Two victims in Middleton shooting released from hospital, one still in fair condition
Two of the victims from the workplace shooting in Middleton were released from the UW Hospital and one victim remained in fair condition Saturday, hospital spokesman Gian Galassi said.
Authorities said Anthony Y. Tong, 43, of Madison, opened fire Wednesday at WTS Paradigm, his workplace in Middleton, shooting and injuring four people before law enforcement officers shot and killed him.
Three of the victims and Tong were taken to UW Hospital and one, who had been grazed by a bullet, was treated at St.

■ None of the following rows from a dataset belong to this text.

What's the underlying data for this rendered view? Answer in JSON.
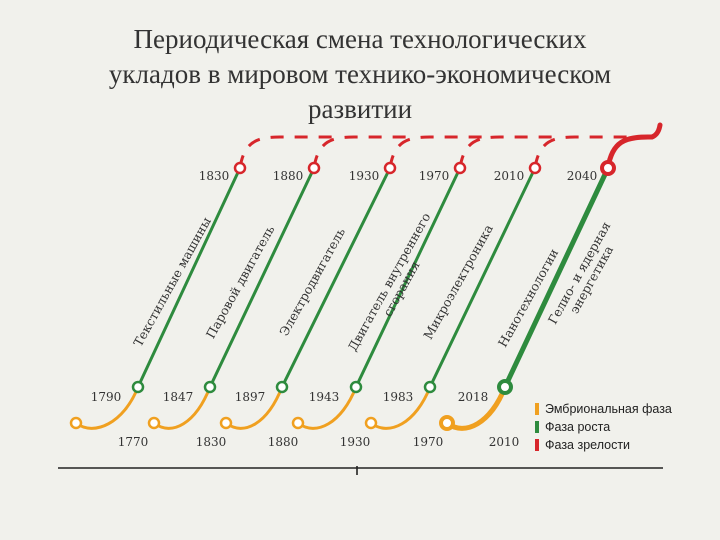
{
  "title": {
    "line1": "Периодическая смена технологических",
    "line2": "укладов в мировом технико-экономическом",
    "line3": "развитии"
  },
  "top_years": [
    "1830",
    "1880",
    "1930",
    "1970",
    "2010",
    "2040"
  ],
  "mid_years": [
    "1790",
    "1847",
    "1897",
    "1943",
    "1983",
    "2018"
  ],
  "bottom_years": [
    "1770",
    "1830",
    "1880",
    "1930",
    "1970",
    "2010"
  ],
  "labels": [
    {
      "line1": "Текстильные машины",
      "line2": ""
    },
    {
      "line1": "Паровой двигатель",
      "line2": ""
    },
    {
      "line1": "Электродвигатель",
      "line2": ""
    },
    {
      "line1": "Двигатель внутреннего",
      "line2": "сгорания"
    },
    {
      "line1": "Микроэлектроника",
      "line2": ""
    },
    {
      "line1": "Нанотехнологии",
      "line2": ""
    }
  ],
  "extra_label": {
    "line1": "Гелио- и ядерная",
    "line2": "энергетика"
  },
  "legend": [
    {
      "label": "Эмбриональная фаза",
      "color": "#f0a020"
    },
    {
      "label": "Фаза роста",
      "color": "#2e8b3e"
    },
    {
      "label": "Фаза зрелости",
      "color": "#d7262b"
    }
  ],
  "colors": {
    "embryo": "#f0a020",
    "growth": "#2e8b3e",
    "maturity": "#d7262b",
    "label_red": "#d7262b"
  }
}
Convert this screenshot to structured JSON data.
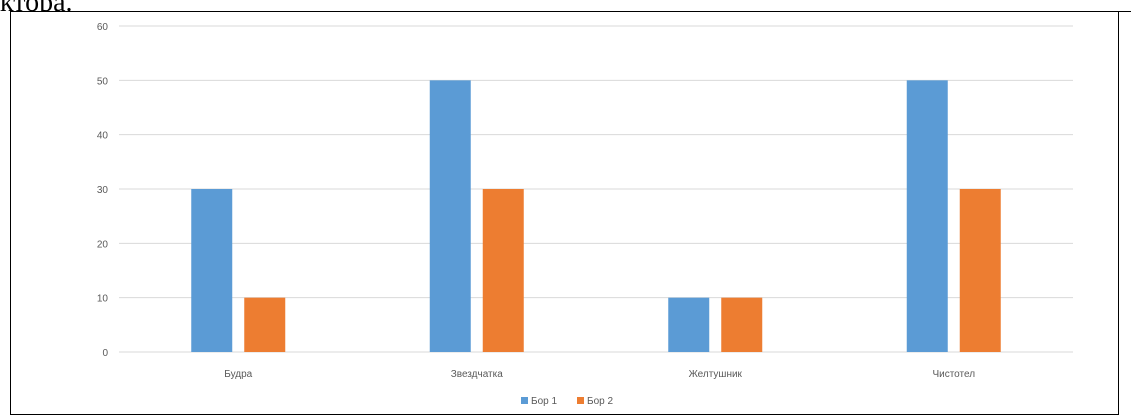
{
  "document": {
    "text_fragment": "ктора."
  },
  "colors": {
    "series1": "#5B9BD5",
    "series2": "#ED7D31",
    "grid": "#d9d9d9",
    "axis_text": "#595959"
  },
  "chart_data": {
    "type": "bar",
    "title": "",
    "xlabel": "",
    "ylabel": "",
    "categories": [
      "Будра",
      "Звездчатка",
      "Желтушник",
      "Чистотел"
    ],
    "series": [
      {
        "name": "Бор 1",
        "values": [
          30,
          50,
          10,
          50
        ]
      },
      {
        "name": "Бор 2",
        "values": [
          10,
          30,
          10,
          30
        ]
      }
    ],
    "ylim": [
      0,
      60
    ],
    "yticks": [
      0,
      10,
      20,
      30,
      40,
      50,
      60
    ],
    "grid": true,
    "legend": "bottom-center"
  }
}
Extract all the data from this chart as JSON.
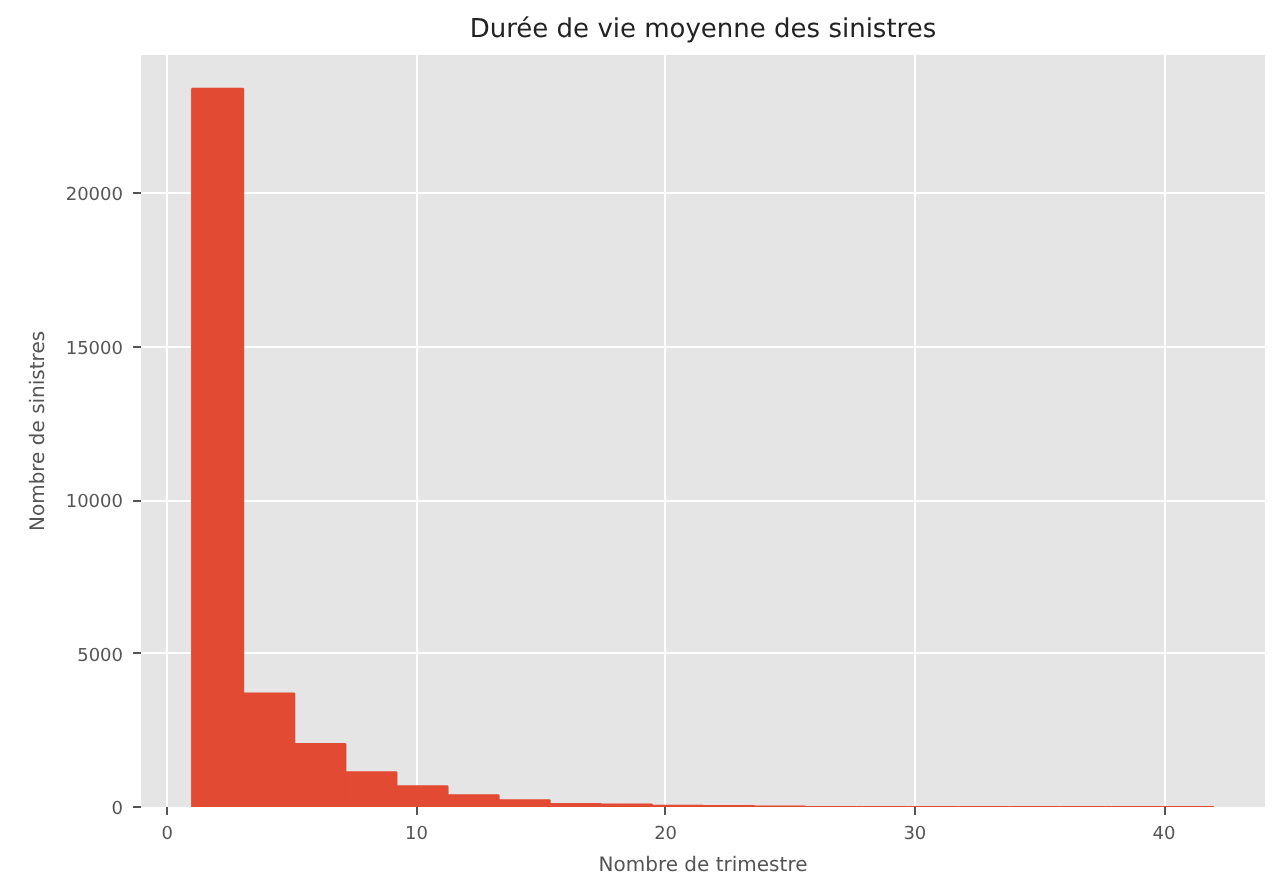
{
  "chart_data": {
    "type": "histogram",
    "title": "Durée de vie moyenne des sinistres",
    "xlabel": "Nombre de trimestre",
    "ylabel": "Nombre de sinistres",
    "bins": [
      1,
      3.05,
      5.1,
      7.15,
      9.2,
      11.25,
      13.3,
      15.35,
      17.4,
      19.45,
      21.5,
      23.55,
      25.6,
      27.65,
      29.7,
      31.75,
      33.8,
      35.85,
      37.9,
      39.95,
      42
    ],
    "values": [
      23400,
      3700,
      2050,
      1130,
      680,
      380,
      220,
      100,
      80,
      40,
      30,
      20,
      0,
      0,
      0,
      0,
      0,
      0,
      0,
      0
    ],
    "color": "#e24a33",
    "xlim": [
      -1.05,
      44.05
    ],
    "ylim": [
      0,
      24500
    ],
    "xticks": [
      0,
      10,
      20,
      30,
      40
    ],
    "yticks": [
      0,
      5000,
      10000,
      15000,
      20000
    ],
    "grid": true
  }
}
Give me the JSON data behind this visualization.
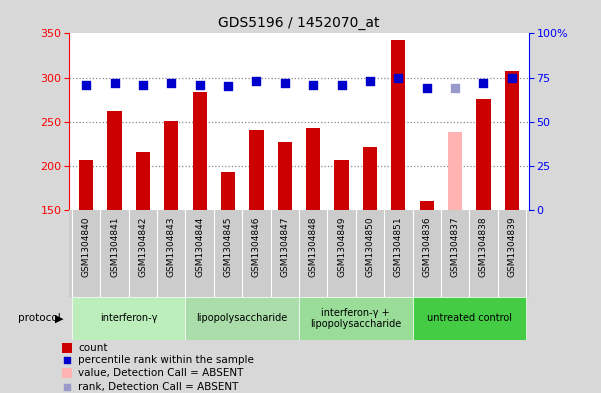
{
  "title": "GDS5196 / 1452070_at",
  "samples": [
    "GSM1304840",
    "GSM1304841",
    "GSM1304842",
    "GSM1304843",
    "GSM1304844",
    "GSM1304845",
    "GSM1304846",
    "GSM1304847",
    "GSM1304848",
    "GSM1304849",
    "GSM1304850",
    "GSM1304851",
    "GSM1304836",
    "GSM1304837",
    "GSM1304838",
    "GSM1304839"
  ],
  "counts": [
    207,
    262,
    216,
    251,
    284,
    193,
    241,
    227,
    243,
    207,
    221,
    343,
    160,
    238,
    276,
    307
  ],
  "ranks": [
    71,
    72,
    71,
    72,
    71,
    70,
    73,
    72,
    71,
    71,
    73,
    75,
    69,
    69,
    72,
    75
  ],
  "absent_mask": [
    false,
    false,
    false,
    false,
    false,
    false,
    false,
    false,
    false,
    false,
    false,
    false,
    false,
    true,
    false,
    false
  ],
  "absent_rank_mask": [
    false,
    false,
    false,
    false,
    false,
    false,
    false,
    false,
    false,
    false,
    false,
    false,
    false,
    true,
    false,
    false
  ],
  "groups": [
    {
      "label": "interferon-γ",
      "start": 0,
      "end": 4,
      "color": "#cceecc"
    },
    {
      "label": "lipopolysaccharide",
      "start": 4,
      "end": 8,
      "color": "#aaddaa"
    },
    {
      "label": "interferon-γ +\nlipopolysaccharide",
      "start": 8,
      "end": 12,
      "color": "#99dd99"
    },
    {
      "label": "untreated control",
      "start": 12,
      "end": 16,
      "color": "#44cc44"
    }
  ],
  "ylim_left": [
    150,
    350
  ],
  "ylim_right": [
    0,
    100
  ],
  "yticks_left": [
    150,
    200,
    250,
    300,
    350
  ],
  "yticks_right": [
    0,
    25,
    50,
    75,
    100
  ],
  "ytick_labels_right": [
    "0",
    "25",
    "50",
    "75",
    "100%"
  ],
  "bar_color": "#cc0000",
  "absent_bar_color": "#ffb3b3",
  "dot_color": "#0000cc",
  "absent_dot_color": "#9999cc",
  "dot_size": 35,
  "bar_width": 0.5,
  "grid_color": "#888888",
  "bg_color": "#d8d8d8",
  "plot_bg_color": "#ffffff",
  "label_bg_color": "#cccccc",
  "legend_items": [
    {
      "label": "count",
      "color": "#cc0000",
      "type": "bar"
    },
    {
      "label": "percentile rank within the sample",
      "color": "#0000cc",
      "type": "dot"
    },
    {
      "label": "value, Detection Call = ABSENT",
      "color": "#ffb3b3",
      "type": "bar"
    },
    {
      "label": "rank, Detection Call = ABSENT",
      "color": "#9999cc",
      "type": "dot"
    }
  ]
}
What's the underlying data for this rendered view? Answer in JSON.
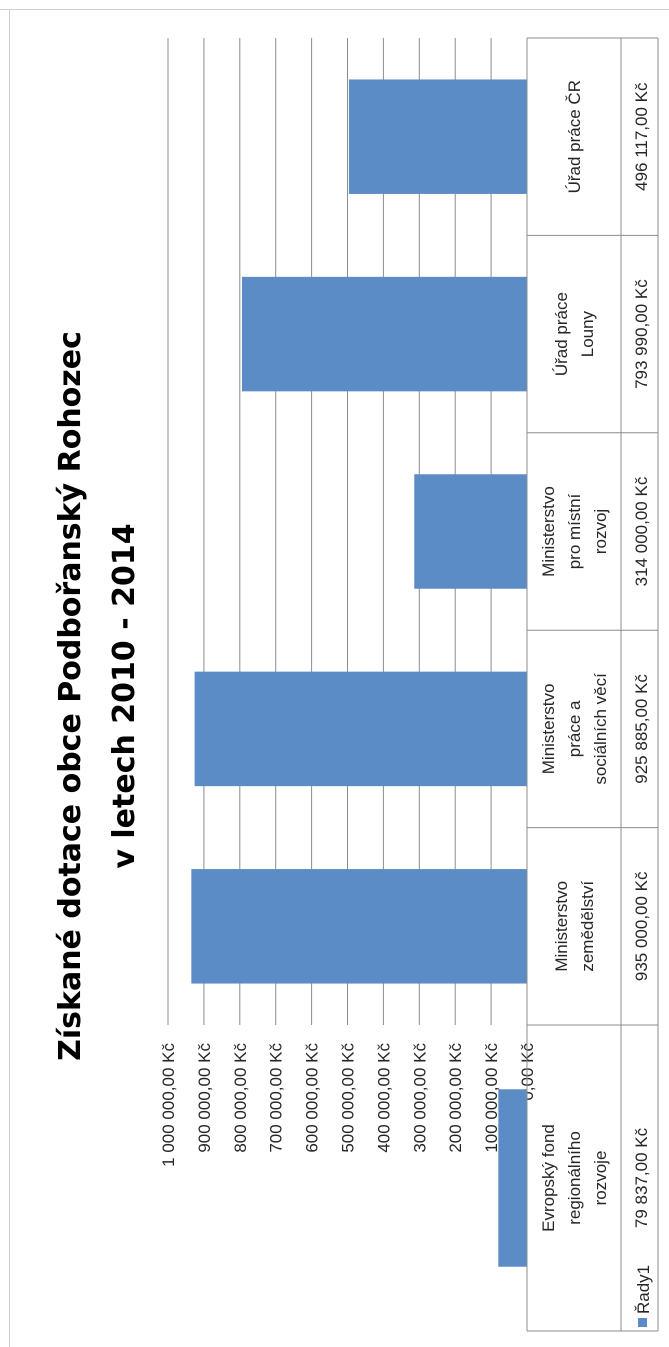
{
  "chart_data": {
    "type": "bar",
    "title_lines": [
      "Získané dotace obce Podbořanský Rohozec",
      "v letech 2010 - 2014"
    ],
    "categories": [
      [
        "Evropský fond",
        "regionálního",
        "rozvoje"
      ],
      [
        "Ministerstvo",
        "zemědělství"
      ],
      [
        "Ministerstvo",
        "práce a",
        "sociálních věcí"
      ],
      [
        "Ministerstvo",
        "pro místní",
        "rozvoj"
      ],
      [
        "Úřad práce",
        "Louny"
      ],
      [
        "Úřad práce ČR"
      ]
    ],
    "series": [
      {
        "name": "Řady1",
        "values": [
          79837,
          935000,
          925885,
          314000,
          793990,
          496117
        ],
        "value_labels": [
          "79 837,00 Kč",
          "935 000,00 Kč",
          "925 885,00 Kč",
          "314 000,00 Kč",
          "793 990,00 Kč",
          "496 117,00 Kč"
        ]
      }
    ],
    "y_ticks": [
      "0,00 Kč",
      "100 000,00 Kč",
      "200 000,00 Kč",
      "300 000,00 Kč",
      "400 000,00 Kč",
      "500 000,00 Kč",
      "600 000,00 Kč",
      "700 000,00 Kč",
      "800 000,00 Kč",
      "900 000,00 Kč",
      "1 000 000,00 Kč"
    ],
    "ylim": [
      0,
      1000000
    ],
    "grid": true,
    "data_table": true,
    "orientation": "rotated 90° counter-clockwise",
    "colors": {
      "bar": "#5b8cc6",
      "grid": "#8c8c8c",
      "table_border": "#8c8c8c",
      "text": "#262626"
    }
  }
}
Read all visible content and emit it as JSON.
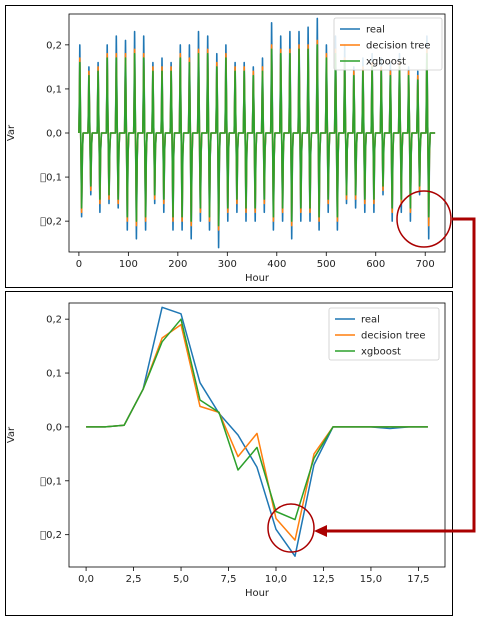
{
  "chart_data": [
    {
      "type": "line",
      "xlabel": "Hour",
      "ylabel": "Var",
      "xlim": [
        -20,
        740
      ],
      "ylim": [
        -0.27,
        0.27
      ],
      "x_ticks": [
        0,
        100,
        200,
        300,
        400,
        500,
        600,
        700
      ],
      "x_tick_labels": [
        "0",
        "100",
        "200",
        "300",
        "400",
        "500",
        "600",
        "700"
      ],
      "y_ticks": [
        -0.2,
        -0.1,
        0.0,
        0.1,
        0.2
      ],
      "y_tick_labels": [
        "\u00000,2",
        "\u00000,1",
        "0,0",
        "0,1",
        "0,2"
      ],
      "legend_position": "top-right",
      "grid": false,
      "colors": {
        "real": "#1f77b4",
        "decision tree": "#ff7f0e",
        "xgboost": "#2ca02c"
      },
      "series": [
        {
          "name": "real",
          "color": "#1f77b4",
          "peaks": [
            0.2,
            0.15,
            0.16,
            0.2,
            0.22,
            0.21,
            0.23,
            0.22,
            0.16,
            0.17,
            0.16,
            0.2,
            0.2,
            0.23,
            0.22,
            0.18,
            0.2,
            0.16,
            0.16,
            0.15,
            0.17,
            0.25,
            0.22,
            0.23,
            0.23,
            0.24,
            0.26,
            0.2,
            0.22,
            0.2,
            0.15,
            0.17,
            0.18,
            0.17,
            0.16,
            0.18,
            0.15,
            0.14,
            0.22
          ],
          "troughs": [
            -0.19,
            -0.14,
            -0.18,
            -0.16,
            -0.17,
            -0.22,
            -0.24,
            -0.22,
            -0.16,
            -0.18,
            -0.22,
            -0.22,
            -0.24,
            -0.2,
            -0.22,
            -0.26,
            -0.2,
            -0.18,
            -0.2,
            -0.2,
            -0.18,
            -0.22,
            -0.2,
            -0.24,
            -0.2,
            -0.2,
            -0.22,
            -0.18,
            -0.22,
            -0.16,
            -0.17,
            -0.18,
            -0.18,
            -0.14,
            -0.2,
            -0.18,
            -0.2,
            -0.14,
            -0.24
          ]
        },
        {
          "name": "decision tree",
          "color": "#ff7f0e",
          "peaks": [
            0.17,
            0.14,
            0.15,
            0.18,
            0.18,
            0.18,
            0.19,
            0.18,
            0.15,
            0.15,
            0.15,
            0.18,
            0.17,
            0.19,
            0.19,
            0.16,
            0.18,
            0.15,
            0.15,
            0.14,
            0.15,
            0.2,
            0.19,
            0.19,
            0.2,
            0.2,
            0.21,
            0.18,
            0.19,
            0.17,
            0.14,
            0.15,
            0.16,
            0.15,
            0.14,
            0.16,
            0.14,
            0.13,
            0.19
          ],
          "troughs": [
            -0.18,
            -0.13,
            -0.16,
            -0.15,
            -0.16,
            -0.2,
            -0.21,
            -0.2,
            -0.15,
            -0.16,
            -0.2,
            -0.2,
            -0.21,
            -0.18,
            -0.2,
            -0.22,
            -0.18,
            -0.16,
            -0.18,
            -0.18,
            -0.16,
            -0.2,
            -0.18,
            -0.21,
            -0.18,
            -0.18,
            -0.2,
            -0.16,
            -0.2,
            -0.15,
            -0.15,
            -0.16,
            -0.16,
            -0.13,
            -0.18,
            -0.16,
            -0.18,
            -0.13,
            -0.21
          ]
        },
        {
          "name": "xgboost",
          "color": "#2ca02c",
          "peaks": [
            0.16,
            0.13,
            0.14,
            0.17,
            0.17,
            0.17,
            0.18,
            0.17,
            0.14,
            0.14,
            0.14,
            0.17,
            0.16,
            0.18,
            0.18,
            0.15,
            0.17,
            0.14,
            0.14,
            0.13,
            0.14,
            0.19,
            0.18,
            0.18,
            0.19,
            0.19,
            0.2,
            0.17,
            0.18,
            0.16,
            0.13,
            0.14,
            0.15,
            0.14,
            0.13,
            0.15,
            0.13,
            0.12,
            0.18
          ],
          "troughs": [
            -0.17,
            -0.12,
            -0.15,
            -0.14,
            -0.15,
            -0.19,
            -0.2,
            -0.19,
            -0.14,
            -0.15,
            -0.19,
            -0.19,
            -0.2,
            -0.17,
            -0.19,
            -0.21,
            -0.17,
            -0.15,
            -0.17,
            -0.17,
            -0.15,
            -0.19,
            -0.17,
            -0.2,
            -0.17,
            -0.17,
            -0.19,
            -0.15,
            -0.19,
            -0.14,
            -0.14,
            -0.15,
            -0.15,
            -0.12,
            -0.17,
            -0.15,
            -0.17,
            -0.12,
            -0.19
          ]
        }
      ]
    },
    {
      "type": "line",
      "xlabel": "Hour",
      "ylabel": "Var",
      "xlim": [
        -0.9,
        18.9
      ],
      "ylim": [
        -0.26,
        0.23
      ],
      "x_ticks": [
        0.0,
        2.5,
        5.0,
        7.5,
        10.0,
        12.5,
        15.0,
        17.5
      ],
      "x_tick_labels": [
        "0,0",
        "2,5",
        "5,0",
        "7,5",
        "10,0",
        "12,5",
        "15,0",
        "17,5"
      ],
      "y_ticks": [
        -0.2,
        -0.1,
        0.0,
        0.1,
        0.2
      ],
      "y_tick_labels": [
        "\u00000,2",
        "\u00000,1",
        "0,0",
        "0,1",
        "0,2"
      ],
      "legend_position": "top-right",
      "grid": false,
      "x": [
        0,
        1,
        2,
        3,
        4,
        5,
        6,
        7,
        8,
        9,
        10,
        11,
        12,
        13,
        14,
        15,
        16,
        17,
        18
      ],
      "series": [
        {
          "name": "real",
          "color": "#1f77b4",
          "values": [
            0.0,
            0.0,
            0.003,
            0.07,
            0.222,
            0.21,
            0.082,
            0.025,
            -0.015,
            -0.075,
            -0.19,
            -0.24,
            -0.07,
            0.0,
            0.0,
            0.0,
            -0.003,
            0.0,
            0.0
          ]
        },
        {
          "name": "decision tree",
          "color": "#ff7f0e",
          "values": [
            0.0,
            0.0,
            0.003,
            0.07,
            0.165,
            0.19,
            0.038,
            0.027,
            -0.055,
            -0.012,
            -0.17,
            -0.21,
            -0.05,
            0.0,
            0.0,
            0.0,
            0.0,
            0.0,
            0.0
          ]
        },
        {
          "name": "xgboost",
          "color": "#2ca02c",
          "values": [
            0.0,
            0.0,
            0.003,
            0.07,
            0.158,
            0.2,
            0.05,
            0.027,
            -0.08,
            -0.038,
            -0.157,
            -0.172,
            -0.058,
            0.0,
            0.0,
            0.0,
            0.0,
            0.0,
            0.0
          ]
        }
      ]
    }
  ],
  "annotation": {
    "color": "#aa0000"
  }
}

Mary’s Hospital.
Two Middleton police officers — Richard O’Connor and Tyler Loether — and two Dane County Sheriff’s Office deputies — David Lambrecht and Matthew Earll — fired their weapons at Tong inside WTS Paradigm.
All four are on paid leave until an investigation is completed and the district makes a decision on whether to file charges.
The Wisconsin State Journal has made multiple attempts to contact Tong’s family and any friends in Wisconsin and several other states. One neighbor said Thursday he had only seen Tong mowing his lawn and his wife had spoken to him briefly when their mail was mixed up.
Tong grew up in Jacksonville, Illinois, the city’s Journal-Courier reported Saturday. He graduated from Jacksonville High School in 1993, the same year his father, who died in 2010, retired as a professor from Illinois College. The paper reported Tong did not have any court or police records on file.
A WTS co-worker who asked that his name not be used said shortly after the shooting that Tong’s actions came “out of the blue.” He said another co-worker described Tong as “seeming kind of not very friendly” and having “a grumpy face.”
Tong had assembled a huge cache of weapon parts and ammunition at his house on Madison’s Far West Side despite not being able to legally possess a weapon. According to police, the federal Bureau of Alcohol, Tobacco, Firearms and Explosives is having difficulty determining where Tong got the gun he used in the shooting, which was recovered by investigators.
Police in Sioux Falls, South Dakota, reported in August 2004 that Tong had disabled a fire alarm, ceiling fan and other devices in his apartment building because he believed people in the apartment below were eavesdropping on him.
Middleton police have not established a motive for the shooting and have cautioned against jumping to the conclusion that mental health issues played a role.